The Securities and Exchange Board of India (SEBI) has once again reiterated its firm stance against dabba trading, calling it illegal and cautioning investors to avoid dealing with unregistered entities promoting such unlawful activities.

The warning came after a daily newspaper published an advertisement that appeared to promote dabba trading, raising serious concerns about investor safety and regulatory compliance.

What is Dabba Trading?

Dabba Trading Definition and Legal Risks

In market terminology, dabba trading refers to unofficial and unregulated off-market trading that takes place outside the boundaries of recognised stock exchanges. These trades are not recorded in any formal trading system and lack regulatory oversight, making them highly risky and illegal.
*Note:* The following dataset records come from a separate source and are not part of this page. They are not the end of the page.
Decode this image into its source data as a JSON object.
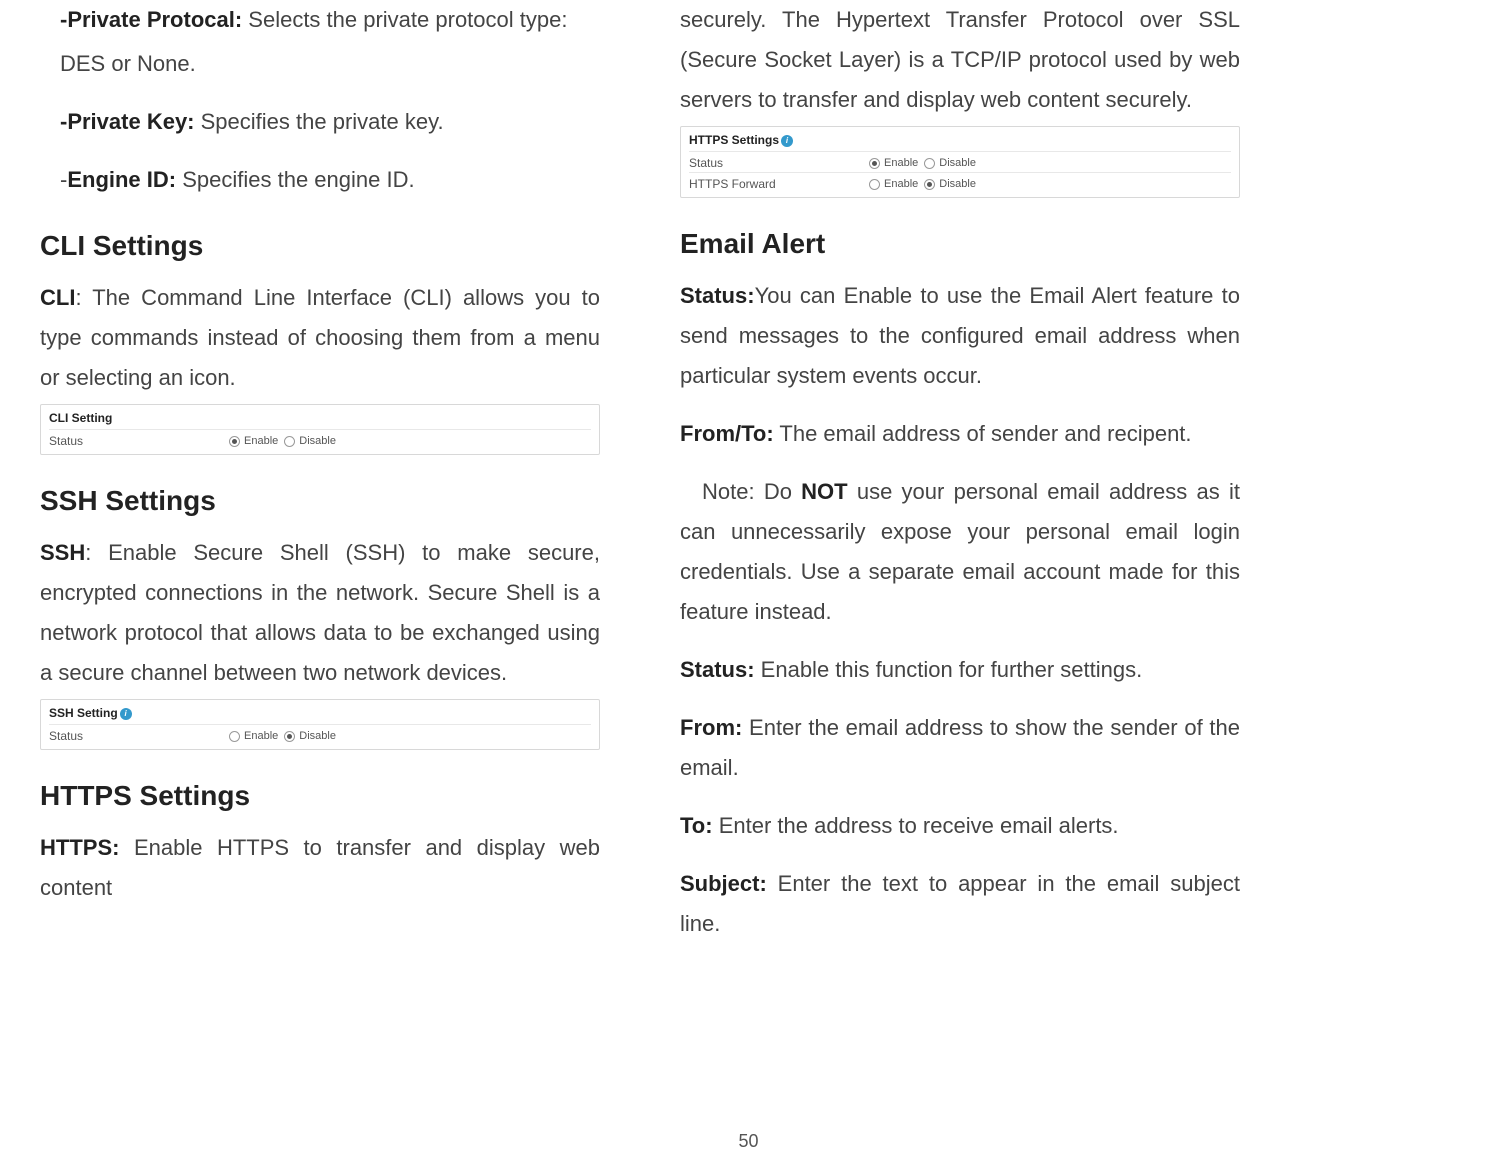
{
  "left": {
    "items": [
      {
        "label": "-Private Protocal:",
        "text": " Selects the private protocol type:"
      },
      {
        "label": "",
        "text": " DES or None."
      },
      {
        "label": "-Private Key:",
        "text": " Specifies the private key."
      },
      {
        "label": "-Engine ID:",
        "text": " Specifies the engine ID."
      }
    ],
    "cli": {
      "heading": "CLI Settings",
      "lead_bold": "CLI",
      "lead_text": ": The Command Line Interface (CLI) allows you to type commands instead of choosing them from a menu or selecting an icon.",
      "panel": {
        "title": "CLI Setting",
        "rows": [
          {
            "label": "Status",
            "opts": [
              {
                "label": "Enable",
                "checked": true
              },
              {
                "label": "Disable",
                "checked": false
              }
            ]
          }
        ]
      }
    },
    "ssh": {
      "heading": "SSH Settings",
      "lead_bold": "SSH",
      "lead_text": ": Enable Secure Shell (SSH) to make secure, encrypted connections in the network. Secure Shell is a network protocol that allows data to be exchanged using a secure channel between two network devices.",
      "panel": {
        "title": "SSH Setting",
        "rows": [
          {
            "label": "Status",
            "opts": [
              {
                "label": "Enable",
                "checked": false
              },
              {
                "label": "Disable",
                "checked": true
              }
            ]
          }
        ]
      }
    },
    "https": {
      "heading_prefix": "HTTPS",
      "heading_rest": " Settings",
      "lead_bold": "HTTPS:",
      "lead_text": " Enable HTTPS to transfer and display web content"
    }
  },
  "right": {
    "top_para": "securely. The Hypertext Transfer Protocol over SSL (Secure Socket Layer) is a TCP/IP protocol used by web servers to transfer and display web content securely.",
    "https_panel": {
      "title": "HTTPS Settings",
      "rows": [
        {
          "label": "Status",
          "opts": [
            {
              "label": "Enable",
              "checked": true
            },
            {
              "label": "Disable",
              "checked": false
            }
          ]
        },
        {
          "label": "HTTPS Forward",
          "opts": [
            {
              "label": "Enable",
              "checked": false
            },
            {
              "label": "Disable",
              "checked": true
            }
          ]
        }
      ]
    },
    "email": {
      "heading": "Email Alert",
      "paras": [
        {
          "label": "Status:",
          "text": "You can Enable to use the Email Alert feature to send messages to the configured email address when particular system events occur."
        },
        {
          "label": "From/To:",
          "text": " The email address of sender and recipent."
        }
      ],
      "note_pre": "   Note: Do ",
      "note_bold": "NOT",
      "note_post": " use your personal email address as it can unnecessarily expose your personal email login credentials. Use a separate email account made for this feature instead.",
      "tail": [
        {
          "label": "Status:",
          "text": " Enable this function for further settings."
        },
        {
          "label": "From:",
          "text": " Enter the email address to show the sender of the email."
        },
        {
          "label": "To:",
          "text": " Enter the address to receive email alerts."
        },
        {
          "label": "Subject:",
          "text": " Enter the text to appear in the email subject line."
        }
      ]
    }
  },
  "page_number": "50"
}
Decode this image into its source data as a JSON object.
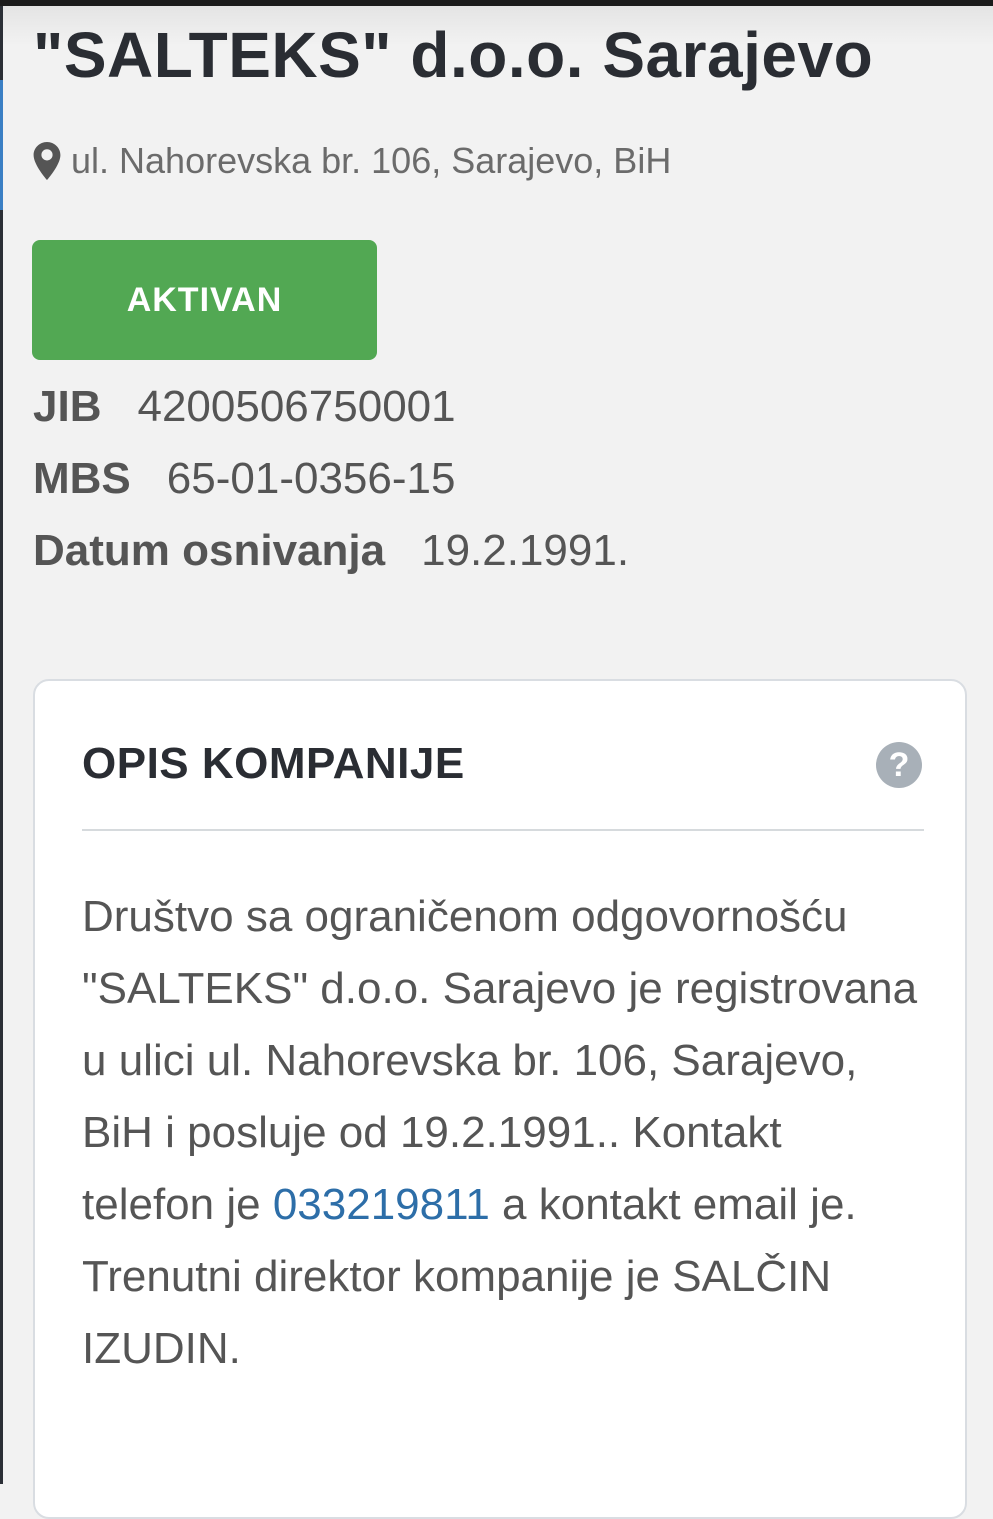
{
  "company": {
    "name": "\"SALTEKS\" d.o.o. Sarajevo",
    "address": "ul. Nahorevska br. 106, Sarajevo, BiH",
    "status": "AKTIVAN",
    "status_color": "#52a853"
  },
  "details": {
    "jib_label": "JIB",
    "jib_value": "4200506750001",
    "mbs_label": "MBS",
    "mbs_value": "65-01-0356-15",
    "founded_label": "Datum osnivanja",
    "founded_value": "19.2.1991."
  },
  "description": {
    "title": "OPIS KOMPANIJE",
    "help_icon": "question-circle-icon",
    "text_part1": "Društvo sa ograničenom odgovornošću \"SALTEKS\" d.o.o. Sarajevo je registrovana u ulici ul. Nahorevska br. 106, Sarajevo, BiH i posluje od 19.2.1991.. Kontakt telefon je ",
    "phone": "033219811",
    "text_part2": " a kontakt email je. Trenutni direktor kompanije je SALČIN IZUDIN.",
    "link_color": "#2d6ea8"
  }
}
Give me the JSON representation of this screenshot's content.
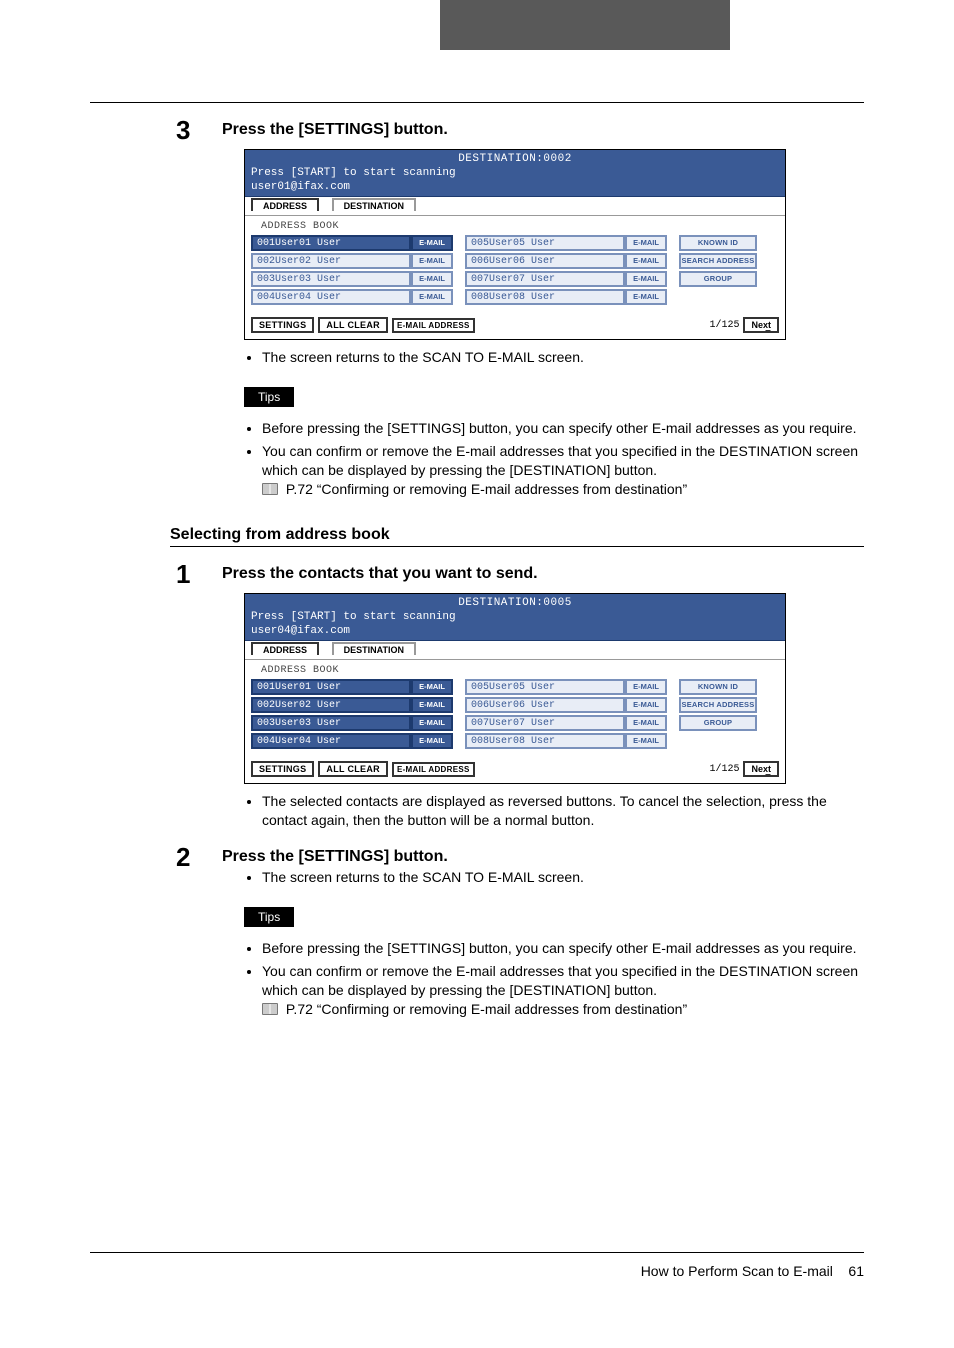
{
  "page": {
    "footer_title": "How to Perform Scan to E-mail",
    "footer_page": "61"
  },
  "step3": {
    "num": "3",
    "title": "Press the [SETTINGS] button.",
    "after_panel_bullet": "The screen returns to the SCAN TO E-MAIL screen.",
    "tips_label": "Tips",
    "tip1": "Before pressing the [SETTINGS] button, you can specify other E-mail addresses as you require.",
    "tip2": "You can confirm or remove the E-mail addresses that you specified in the DESTINATION screen which can be displayed by pressing the [DESTINATION] button.",
    "tip2_ref": " P.72 “Confirming or removing E-mail addresses from destination”"
  },
  "section2": {
    "title": "Selecting from address book"
  },
  "s2step1": {
    "num": "1",
    "title": "Press the contacts that you want to send.",
    "after_panel_bullet": "The selected contacts are displayed as reversed buttons.  To cancel the selection, press the contact again, then the button will be a normal button."
  },
  "s2step2": {
    "num": "2",
    "title": "Press the [SETTINGS] button.",
    "bullet": "The screen returns to the SCAN TO E-MAIL screen.",
    "tips_label": "Tips",
    "tip1": "Before pressing the [SETTINGS] button, you can specify other E-mail addresses as you require.",
    "tip2": "You can confirm or remove the E-mail addresses that you specified in the DESTINATION screen which can be displayed by pressing the [DESTINATION] button.",
    "tip2_ref": " P.72 “Confirming or removing E-mail addresses from destination”"
  },
  "panel_common": {
    "start_hint": "Press [START] to start scanning",
    "tab_address": "ADDRESS",
    "tab_destination": "DESTINATION",
    "ab_label": "ADDRESS BOOK",
    "email": "E-MAIL",
    "known_id": "KNOWN ID",
    "search_address": "SEARCH ADDRESS",
    "group": "GROUP",
    "settings": "SETTINGS",
    "all_clear": "ALL CLEAR",
    "email_address": "E-MAIL ADDRESS",
    "pager": "1/125",
    "next": "Next"
  },
  "panelA": {
    "dest_title": "DESTINATION:0002",
    "user_line": "user01@ifax.com",
    "rows": [
      {
        "l": "001User01 User",
        "r": "005User05 User",
        "lsel": true
      },
      {
        "l": "002User02 User",
        "r": "006User06 User"
      },
      {
        "l": "003User03 User",
        "r": "007User07 User"
      },
      {
        "l": "004User04 User",
        "r": "008User08 User"
      }
    ]
  },
  "panelB": {
    "dest_title": "DESTINATION:0005",
    "user_line": "user04@ifax.com",
    "rows": [
      {
        "l": "001User01 User",
        "r": "005User05 User",
        "lsel": true
      },
      {
        "l": "002User02 User",
        "r": "006User06 User",
        "lsel": true
      },
      {
        "l": "003User03 User",
        "r": "007User07 User",
        "lsel": true
      },
      {
        "l": "004User04 User",
        "r": "008User08 User",
        "lsel": true
      }
    ]
  }
}
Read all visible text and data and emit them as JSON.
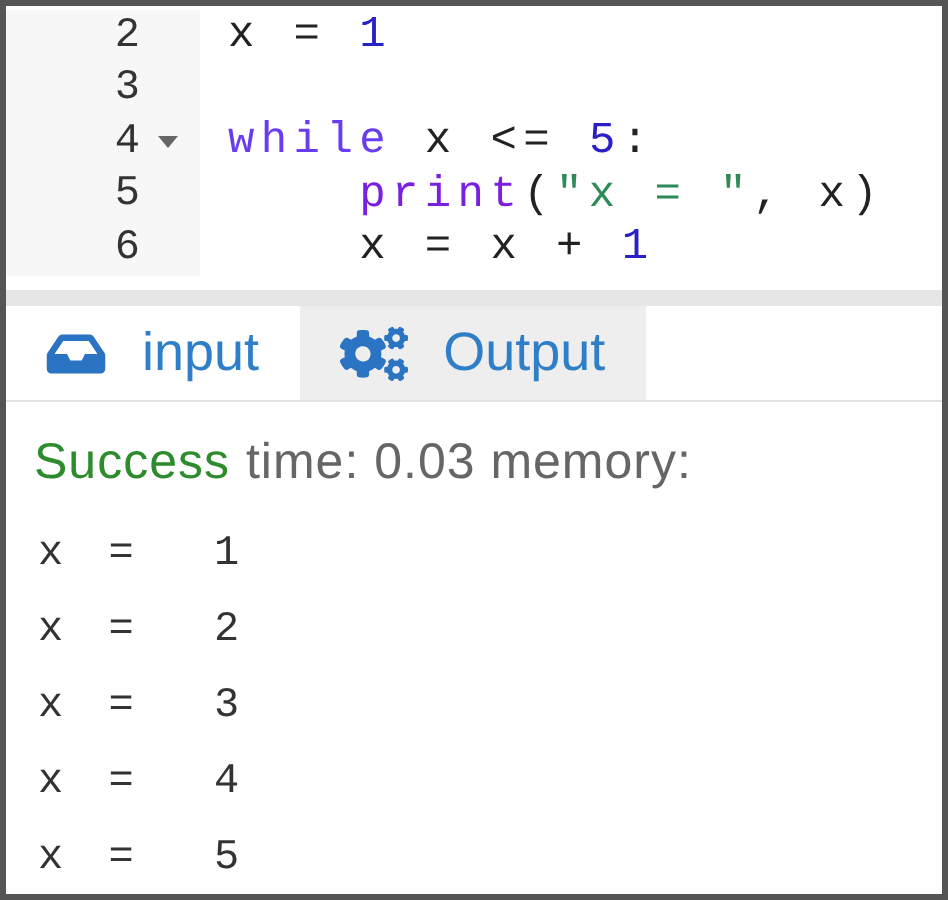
{
  "editor": {
    "lines": [
      {
        "number": "2",
        "tokens": [
          {
            "kind": "plain",
            "text": "x = "
          },
          {
            "kind": "number",
            "text": "1"
          }
        ]
      },
      {
        "number": "3"
      },
      {
        "number": "4",
        "expanded": true,
        "tokens": [
          {
            "kind": "keyword",
            "text": "while"
          },
          {
            "kind": "plain",
            "text": " x <= "
          },
          {
            "kind": "number",
            "text": "5"
          },
          {
            "kind": "plain",
            "text": ":"
          }
        ],
        "children": [
          {
            "number": "5",
            "tokens": [
              {
                "kind": "builtin",
                "text": "print"
              },
              {
                "kind": "plain",
                "text": "("
              },
              {
                "kind": "string",
                "text": "\"x = \""
              },
              {
                "kind": "plain",
                "text": ", x)"
              }
            ]
          },
          {
            "number": "6",
            "tokens": [
              {
                "kind": "plain",
                "text": "x = x + "
              },
              {
                "kind": "number",
                "text": "1"
              }
            ]
          }
        ]
      }
    ]
  },
  "tabs": [
    {
      "label": "input",
      "kind": "input",
      "selected": false
    },
    {
      "label": "Output",
      "kind": "output",
      "selected": true
    }
  ],
  "status": {
    "result": "Success",
    "details": "time: 0.03 memory:"
  },
  "output": [
    "x =  1",
    "x =  2",
    "x =  3",
    "x =  4",
    "x =  5"
  ]
}
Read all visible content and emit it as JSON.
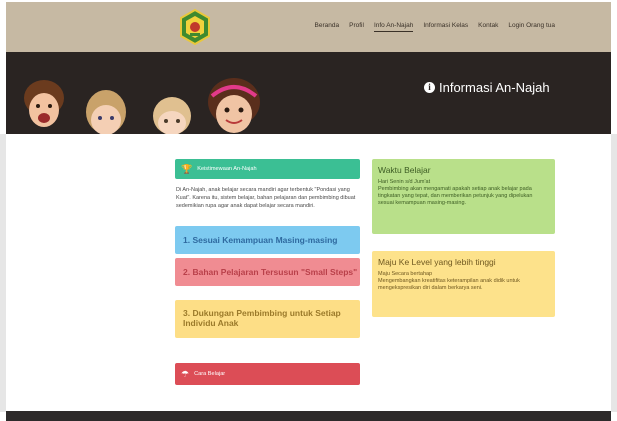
{
  "nav": {
    "items": [
      {
        "label": "Beranda",
        "active": false
      },
      {
        "label": "Profil",
        "active": false
      },
      {
        "label": "Info An-Najah",
        "active": true
      },
      {
        "label": "Informasi Kelas",
        "active": false
      },
      {
        "label": "Kontak",
        "active": false
      },
      {
        "label": "Login Orang tua",
        "active": false
      }
    ],
    "logo_icon": "school-logo-icon"
  },
  "hero": {
    "title": "Informasi An-Najah",
    "icon": "info-circle-icon"
  },
  "main": {
    "keunggulan_header": "Keistimewaan An-Najah",
    "description": "Di An-Najah, anak belajar secara mandiri agar terbentuk \"Pondasi yang Kuat\". Karena itu, sistem belajar, bahan pelajaran dan pembimbing dibuat sedemikian rupa agar anak dapat belajar secara mandiri.",
    "tabs": [
      {
        "label": "1. Sesuai Kemampuan Masing-masing"
      },
      {
        "label": "2. Bahan Pelajaran Tersusun \"Small Steps\""
      },
      {
        "label": "3. Dukungan Pembimbing untuk Setiap Individu Anak"
      }
    ],
    "cara_belajar_header": "Cara Belajar"
  },
  "cards": {
    "waktu": {
      "title": "Waktu Belajar",
      "subtitle": "Hari Senin s/d Jum'at",
      "body": "Pembimbing akan mengamati apakah setiap anak belajar pada tingkatan yang tepat, dan memberikan petunjuk yang dipelukan sesuai kemampuan masing-masing."
    },
    "level": {
      "title": "Maju Ke Level yang lebih tinggi",
      "subtitle": "Maju Secara bertahap",
      "body": "Mengembangkan kreatifitas keterampilan anak didik untuk mengekspresikan diri dalam berkarya seni."
    }
  },
  "colors": {
    "nav_bg": "#c6b9a3",
    "hero_bg": "#2a2422",
    "green_header": "#3bbf94",
    "blue_tab": "#7dcaf0",
    "pink_tab": "#f08c92",
    "yellow_tab": "#fdde86",
    "red_header": "#dc4d56",
    "card_green": "#b9e08a",
    "card_yellow": "#fde28b"
  }
}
Such practices not only jeopardise investor funds but also violate multiple legal provisions, including:

  • Securities Contracts (Regulation) Act, 1956 (SCRA)

  • SEBI Act, 1992

  • Bhartiya Nyay Sanhita, 2023

SEBI's Statement on the Illegality of Dabba Trading

Securities and Exchange Board of India (SEBI) strongly reiterated:

"It is reiterated that dabba trading is illegal, and SEBI is committed to safeguarding investor interests through regulatory enforcement, awareness, and coordination with law enforcement agencies. Investors are advised to remain vigilant and not to deal with any entity offering illegal trading services."

SEBI and NSE Take Swift Action Against Promotional Ad

Formal Communication with Newspaper

Following the publication of the ad, SEBI formally communicated its concerns to the newspaper involved, highlighting that such content promotes unlawful practices and misleads the public.

Complaint Lodged with Cyber Police

To curb this menace, SEBI has also filed a complaint with the cyber police, urging them to take appropriate legal action against the advertiser and associated entities responsible for promoting the illegal trading service.

Role of NSE and ASCI

NSE Issues Investor Alert

The National Stock Exchange (NSE) quickly responded by issuing a public investor caution, pointing directly to the newspaper ad and the concerned entities. The alert warned investors against participating in dabba trading and emphasised the importance of trading only via SEBI-registered brokers and authorised stock exchanges.

ASCI Brought into the Loop

SEBI has also informed the Advertising Standards Council of India (ASCI) to review the advertisement for potential violations of advertising norms. ASCI has been requested to initiate corrective measures to prevent such misleading promotions in the future.

Dabba Trading: A Risk to Market Integrity and Investors

Engaging in dabba trading not only exposes investors to financial fraud but also threatens the transparency and integrity of the capital markets. SEBI’s latest warning and collaborative approach with NSE, ASCI, and law enforcement agencies demonstrate its zero-tolerance policy towards illegal trading platforms.

Investors are strongly urged to verify the credentials of trading service providers and avoid falling prey to unregistered operators who lure with false promises and shortcuts.

Conclusion: Strong Regulatory Action Needed to Curb Dabba Trading

SEBI’s renewed warning against dabba trading underscores the persistent threat that illegal off-market trading poses to investor safety and market integrity. Despite being clearly outlawed under various Indian laws—including the SCRA, SEBI Act, and Bhartiya Nyay Sanhita—such unregulated practices continue to resurface, often under misleading promotions.

The recent newspaper advertisement promoting dabba trading has prompted swift action from SEBI, NSE, cyber police, and the Advertising Standards Council of India, demonstrating a coordinated regulatory response to protect the interests of retail investors. SEBI's efforts serve as a crucial reminder that trading should only be conducted through SEBI-registered brokers and on recognised stock exchanges.

Investors must remain vigilant and avoid being lured by illegitimate entities promising fast or easy profits. Continuous enforcement, public awareness, and cooperation among regulators and law enforcement agencies are essential to eradicating such malpractices from India’s financial ecosystem.